En
2002, j'avais éprouvé un plaisir extraordinaire à construire
de mes propres mains une sphère
armillaire, sous la direction de membres de la Société d'astronomie
populaire
de la Côte
basque (SAPCB). Ce fut une expérience précieuse,
de constater que j'étais capable de réaliser un instrument
aussi beau - et opérationnel
-, alors que je n'avais aucune habitude du bricolage ni d'activités
manuelles quelles qu'elles soient (en
dehors de mes tâches de mère de famille, qui demandent
tout de même
des facultés très diverses).
En
conséquence, je n'ai pas hésité longtemps lorsqu'il
s'est agi de libérer
trois jours pour construire un nouvel
instrument astronomique ancien, le nocturlabe. S'il nous restait un
peu de temps, nous devions en outre confectionner un petit cadran solaire
équatorial portatif en fin de stage. -
Photo : Jacques Auriau au premier plan, avec, derrière, Céline
Davadan, Gérard
et Hervé
-
Nous nous sommes donc rendus au château d'Abbadia où Céline Davadan, la conservatrice, mettait à notre disposition les cuisines et locaux annexes, dans le cadre de la coopération de la Fondation de l'Académie des sciences avec notre association. Précisons-le tout de suite : la réputation de la vie de château est très surfaite, au quotidien elle est parfaitement inconfortable. Les murs épais de la cuisine située au sous-sol, où nous avons installé notre atelier, maintiennent une fraîcheur qui frise en plein hiver la température d'une glaciaire ! Dès le premier jour, j'ai attrapé froid et lutté avec force cachets contre des velléités de poussées de fièvre ! Heureusement que l'ambiance excellente et la bonne humeur du groupe apportaient en compensation une solide chaleur humaine. Nous nous sommes donc équipés comme pour le ski, ce qui ne facilitait pas vraiment les manipulations...
La
technique, éprouvée depuis de longues années,
consiste à faire les découpes circulaires du
bois (du contreplaqué de 5 et 8 mm pour le nocturlabe et du
balsa pour le cadran) à l'aide d'un cutter ! Pour les autres
découpes, nous avons
eu le choix
entre
le
cutter,
une petite scie manuelle et la scie sauteuse (ô combien) apportée
gentiment par Gérard pour faciliter (ou bousiller) la tâche.

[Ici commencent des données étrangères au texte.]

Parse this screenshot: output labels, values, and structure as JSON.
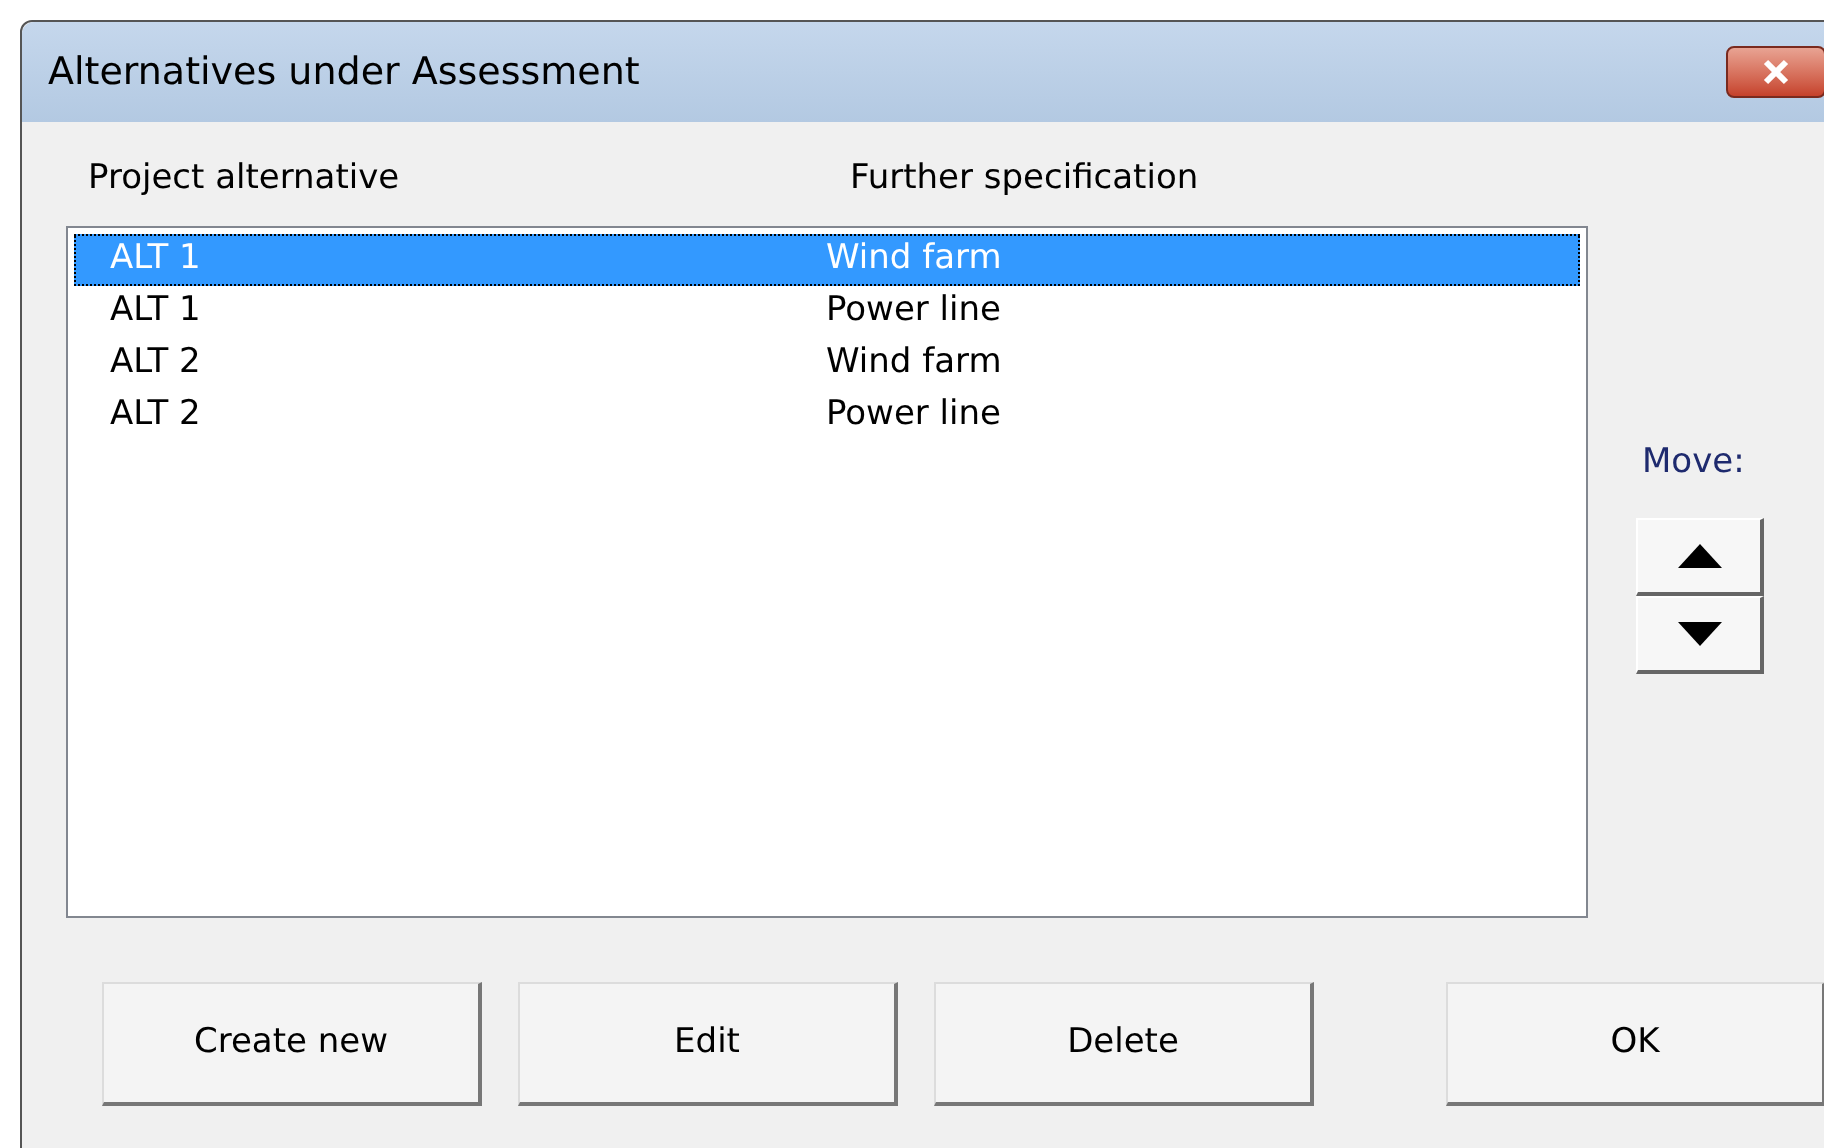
{
  "window": {
    "title": "Alternatives under Assessment"
  },
  "columns": [
    "Project alternative",
    "Further specification"
  ],
  "rows": [
    {
      "alternative": "ALT 1",
      "specification": "Wind farm",
      "selected": true
    },
    {
      "alternative": "ALT 1",
      "specification": "Power line",
      "selected": false
    },
    {
      "alternative": "ALT 2",
      "specification": "Wind farm",
      "selected": false
    },
    {
      "alternative": "ALT 2",
      "specification": "Power line",
      "selected": false
    }
  ],
  "move_label": "Move:",
  "buttons": [
    "Create new",
    "Edit",
    "Delete",
    "OK"
  ]
}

Nous avons ainsi appris le B A BA : avant toute chose, poncer les planches
avec énergie,
ce dont nous nous sommes acquittés consciencieusement, sans
avoir la moindre idée du moment où cela devait cesser.
Certains ont donc arrêté
très tôt, et d'autres ont persisté très
tard, ce qui a induit dès le
départ un décalage dans l'exécution des maquettes.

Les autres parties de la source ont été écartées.